How Application Auto Scaling predictive scaling works
To use predictive scaling, create a predictive scaling policy that specifies the CloudWatch metric to monitor and analyze. You can use a predefined metric or a custom metric. For predictive scaling to start forecasting future values, this metric must have at least 24 hours of data.
After you create the policy, predictive scaling starts analyzing metric data from up to the past 14 days to identify patterns. It uses this analysis to generate an hourly forecast of capacity requirements for the next 48 hours. The forecast is updated every 6 hours using the latest CloudWatch data. As new data comes in, predictive scaling is able to continuously improve the accuracy of future forecasts.

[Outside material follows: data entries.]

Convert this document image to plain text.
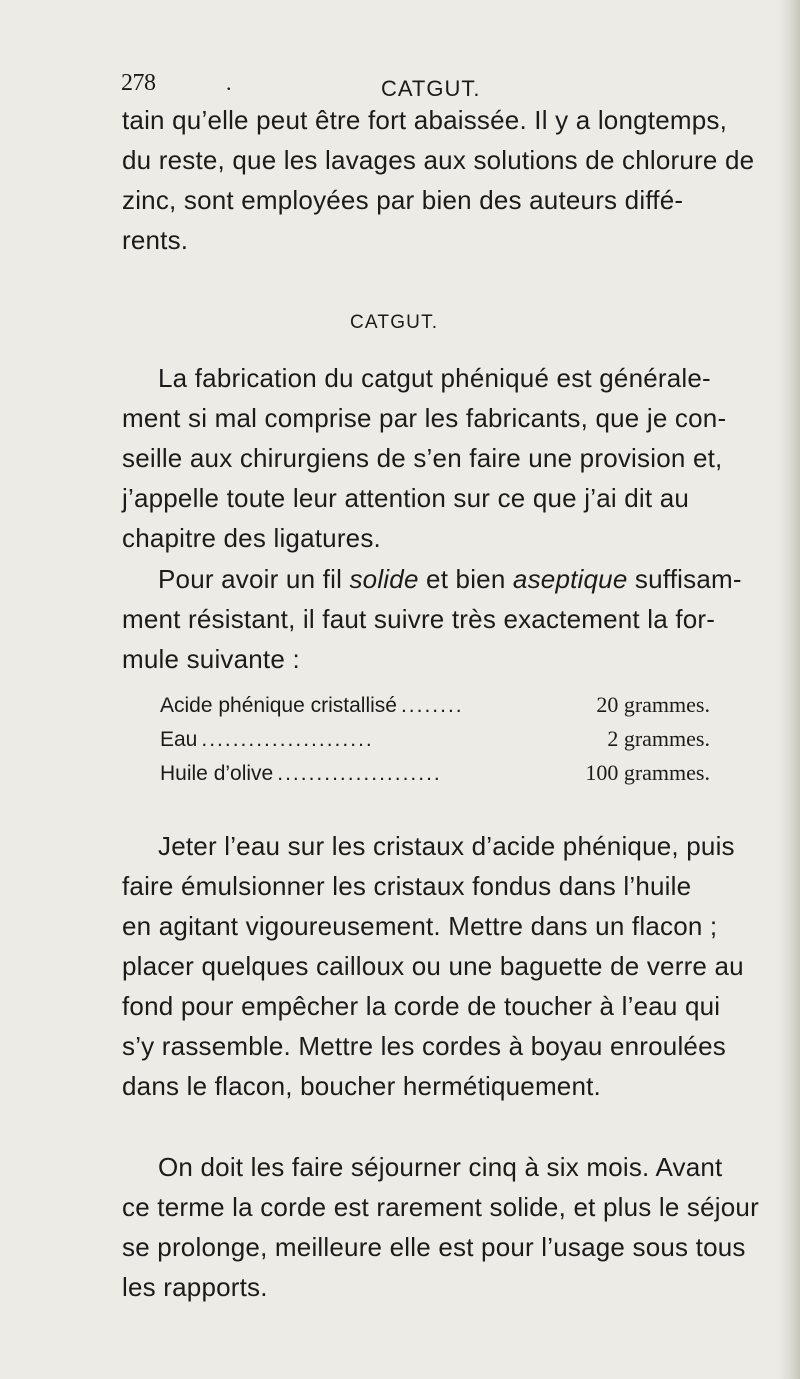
278	.	CATGUT.

tain qu’elle peut être fort abaissée. Il y a longtemps,
du reste, que les lavages aux solutions de chlorure de
zinc, sont employées par bien des auteurs diffé-
rents.

CATGUT.

La fabrication du catgut phéniqué est générale-
ment si mal comprise par les fabricants, que je con-
seille aux chirurgiens de s’en faire une provision et,
j’appelle toute leur attention sur ce que j’ai dit au
chapitre des ligatures.

Pour avoir un fil solide et bien aseptique suffisam-
ment résistant, il faut suivre très exactement la for-
mule suivante :

Acide phénique cristallisé ........	20 grammes.
Eau ......................	2 grammes.
Huile d’olive .....................	100 grammes.

Jeter l’eau sur les cristaux d’acide phénique, puis
faire émulsionner les cristaux fondus dans l’huile
en agitant vigoureusement. Mettre dans un flacon ;
placer quelques cailloux ou une baguette de verre au
fond pour empêcher la corde de toucher à l’eau qui
s’y rassemble. Mettre les cordes à boyau enroulées
dans le flacon, boucher hermétiquement.

On doit les faire séjourner cinq à six mois. Avant
ce terme la corde est rarement solide, et plus le séjour
se prolonge, meilleure elle est pour l’usage sous tous
les rapports.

You can first enable predictive scaling in forecast only mode. In this mode, it generates capacity forecasts but does not actually scale your capacity based on those forecasts. This allows you to evaluate the accuracy and suitability of the forecast.

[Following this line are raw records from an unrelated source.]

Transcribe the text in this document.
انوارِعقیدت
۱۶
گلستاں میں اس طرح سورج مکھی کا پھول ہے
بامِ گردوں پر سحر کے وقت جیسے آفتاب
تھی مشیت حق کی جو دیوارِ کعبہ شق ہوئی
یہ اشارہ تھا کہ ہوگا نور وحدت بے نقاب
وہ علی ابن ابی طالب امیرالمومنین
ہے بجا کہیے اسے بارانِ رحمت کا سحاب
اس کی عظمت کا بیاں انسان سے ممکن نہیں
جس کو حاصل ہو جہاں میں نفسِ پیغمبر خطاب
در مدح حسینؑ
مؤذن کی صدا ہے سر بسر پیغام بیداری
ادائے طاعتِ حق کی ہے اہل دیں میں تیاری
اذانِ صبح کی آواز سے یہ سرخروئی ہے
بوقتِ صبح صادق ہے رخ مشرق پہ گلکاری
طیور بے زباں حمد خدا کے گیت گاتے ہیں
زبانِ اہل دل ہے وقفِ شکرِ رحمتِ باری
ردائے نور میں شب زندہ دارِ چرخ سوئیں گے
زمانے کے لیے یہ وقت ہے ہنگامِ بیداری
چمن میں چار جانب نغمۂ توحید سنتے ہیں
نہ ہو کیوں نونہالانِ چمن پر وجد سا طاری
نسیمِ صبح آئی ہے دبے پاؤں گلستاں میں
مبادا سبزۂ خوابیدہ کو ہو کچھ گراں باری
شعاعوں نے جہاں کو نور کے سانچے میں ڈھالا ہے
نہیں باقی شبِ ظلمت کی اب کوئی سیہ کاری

After you review the forecast data and decide to start scaling based on that data, switch the scaling policy to forecast and scale mode. In this mode:
-
If the forecast expects an increase in load, predictive scaling will increase the capacity.
-
If the forecast expects a decrease in load, predictive scaling will not scale in to remove capacity. This ensures that you scale-in only when the demand actually drops, and not just on predictions. To remove capacity that is no longer needed, you must create a Target Tracking or Step Scaling policy because they respond to real time metric data.
By default, predictive scaling scales your scalable targets at the start of each hour based on the forecast for that hour. You can optionally specify an earlier start time by using the SchedulingBufferTime
property
in the PutScalingPolicy
API operation. This allows you to launch predicted capacity ahead of the forecasted demand, which gives the new capacity adequate time to become ready to handle traffic.
Maximum capacity limit
By default, when scaling policies are set, they cannot increase capacity higher than its maximum capacity.

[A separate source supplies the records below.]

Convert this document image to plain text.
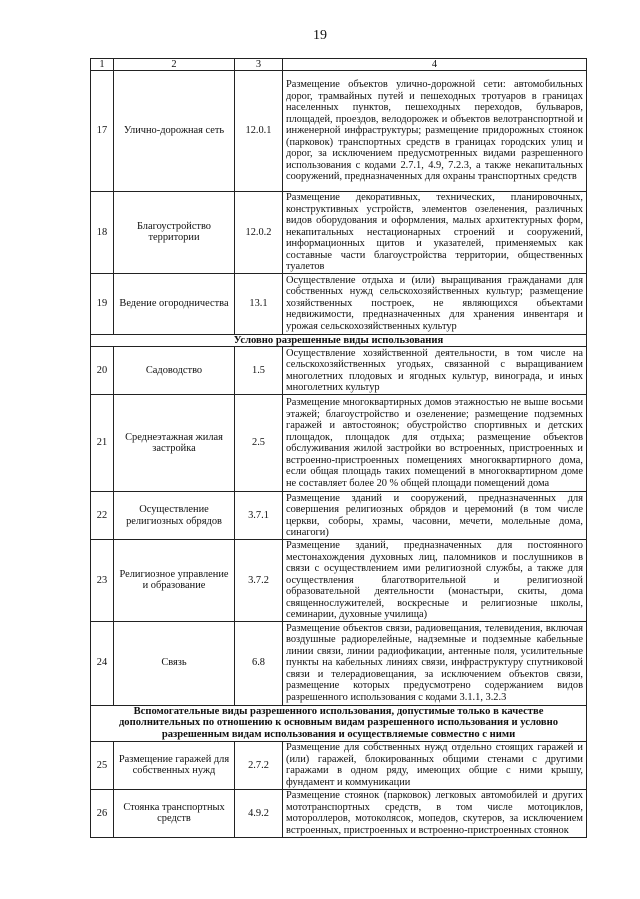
19
1	2	3	4
17	Улично-дорожная сеть	12.0.1	Размещение объектов улично-дорожной сети: автомобильных дорог, трамвайных путей и пешеходных тротуаров в границах населенных пунктов, пешеходных переходов, бульваров, площадей, проездов, велодорожек и объектов велотранспортной и инженерной инфраструктуры; размещение придорожных стоянок (парковок) транспортных средств в границах городских улиц и дорог, за исключением предусмотренных видами разрешенного использования с кодами 2.7.1, 4.9, 7.2.3, а также некапитальных сооружений, предназначенных для охраны транспортных средств
18	Благоустройство территории	12.0.2	Размещение декоративных, технических, планировочных, конструктивных устройств, элементов озеленения, различных видов оборудования и оформления, малых архитектурных форм, некапитальных нестационарных строений и сооружений, информационных щитов и указателей, применяемых как составные части благоустройства территории, общественных туалетов
19	Ведение огородничества	13.1	Осуществление отдыха и (или) выращивания гражданами для собственных нужд сельскохозяйственных культур; размещение хозяйственных построек, не являющихся объектами недвижимости, предназначенных для хранения инвентаря и урожая сельскохозяйственных культур
Условно разрешенные виды использования			
20	Садоводство	1.5	Осуществление хозяйственной деятельности, в том числе на сельскохозяйственных угодьях, связанной с выращиванием многолетних плодовых и ягодных культур, винограда, и иных многолетних культур
21	Среднеэтажная жилая застройка	2.5	Размещение многоквартирных домов этажностью не выше восьми этажей; благоустройство и озеленение; размещение подземных гаражей и автостоянок; обустройство спортивных и детских площадок, площадок для отдыха; размещение объектов обслуживания жилой застройки во встроенных, пристроенных и встроенно-пристроенных помещениях многоквартирного дома, если общая площадь таких помещений в многоквартирном доме не составляет более 20 % общей площади помещений дома
22	Осуществление религиозных обрядов	3.7.1	Размещение зданий и сооружений, предназначенных для совершения религиозных обрядов и церемоний (в том числе церкви, соборы, храмы, часовни, мечети, молельные дома, синагоги)
23	Религиозное управление и образование	3.7.2	Размещение зданий, предназначенных для постоянного местонахождения духовных лиц, паломников и послушников в связи с осуществлением ими религиозной службы, а также для осуществления благотворительной и религиозной образовательной деятельности (монастыри, скиты, дома священнослужителей, воскресные и религиозные школы, семинарии, духовные училища)
24	Связь	6.8	Размещение объектов связи, радиовещания, телевидения, включая воздушные радиорелейные, надземные и подземные кабельные линии связи, линии радиофикации, антенные поля, усилительные пункты на кабельных линиях связи, инфраструктуру спутниковой связи и телерадиовещания, за исключением объектов связи, размещение которых предусмотрено содержанием видов разрешенного использования с кодами 3.1.1, 3.2.3
Вспомогательные виды разрешенного использования, допустимые только в качестве дополнительных по отношению к основным видам разрешенного использования и условно разрешенным видам использования и осуществляемые совместно с ними			
25	Размещение гаражей для собственных нужд	2.7.2	Размещение для собственных нужд отдельно стоящих гаражей и (или) гаражей, блокированных общими стенами с другими гаражами в одном ряду, имеющих общие с ними крышу, фундамент и коммуникации
26	Стоянка транспортных средств	4.9.2	Размещение стоянок (парковок) легковых автомобилей и других мототранспортных средств, в том числе мотоциклов, мотороллеров, мотоколясок, мопедов, скутеров, за исключением встроенных, пристроенных и встроенно-пристроенных стоянок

Alternatively, you can allow the scalable target's maximum capacity to be automatically increased if the forecast capacity approaches or exceeds the maximum capacity of the scalable target. To enable this behavior,
use the MaxCapacityBreachBehavior
and MaxCapacityBuffer
properties in the PutScalingPolicy
API operation or the Max capacity behavior setting in the Amazon Web Services Management Console.
Warning
Use caution when allowing the maximum capacity to be automatically increased. The maximum capacity does not automatically decrease back to the original maximum.
Commonly used commands for scaling policy creation, management, and deletion
The commonly used commands for working with predictive scaling policies include:
-
register-scalable-target
to register Amazon or custom resources as scalable targets, to suspend scaling, and to resume scaling. -
put-scaling-policy
to create a predictive scaling policy. -
get-predictive-scaling-forecast
to retrieve the forecast data for a predictive scaling policy. -
describe-scaling-activities
to return information about scaling activities in an Amazon Web Services Region. -
describe-scaling-policies
to return information about scaling policies in an Amazon Web Services Region. -
delete-scaling-policy
to delete a scaling policy.
Custom metrics
Custom metrics can be used to predict the capacity needed for an application. Custom metrics are useful when predefined metrics are not enough to capture the load on your application.
Considerations
The following considerations apply when working with predictive scaling.
-
Confirm whether predictive scaling is suitable for your application. An application is a good fit for predictive scaling if it exhibits recurring load patterns that are specific to the day of the week or the time of day. Evaluate the forecast before letting predictive scaling actively scale your application.
-
Predictive scaling needs at least 24 hours of historical data to start forecasting. However, forecasts are more effective if historical data spans two full weeks.
-
Choose a load metric that accurately represents the full load on your application and is the aspect of your application that's most important to scale on.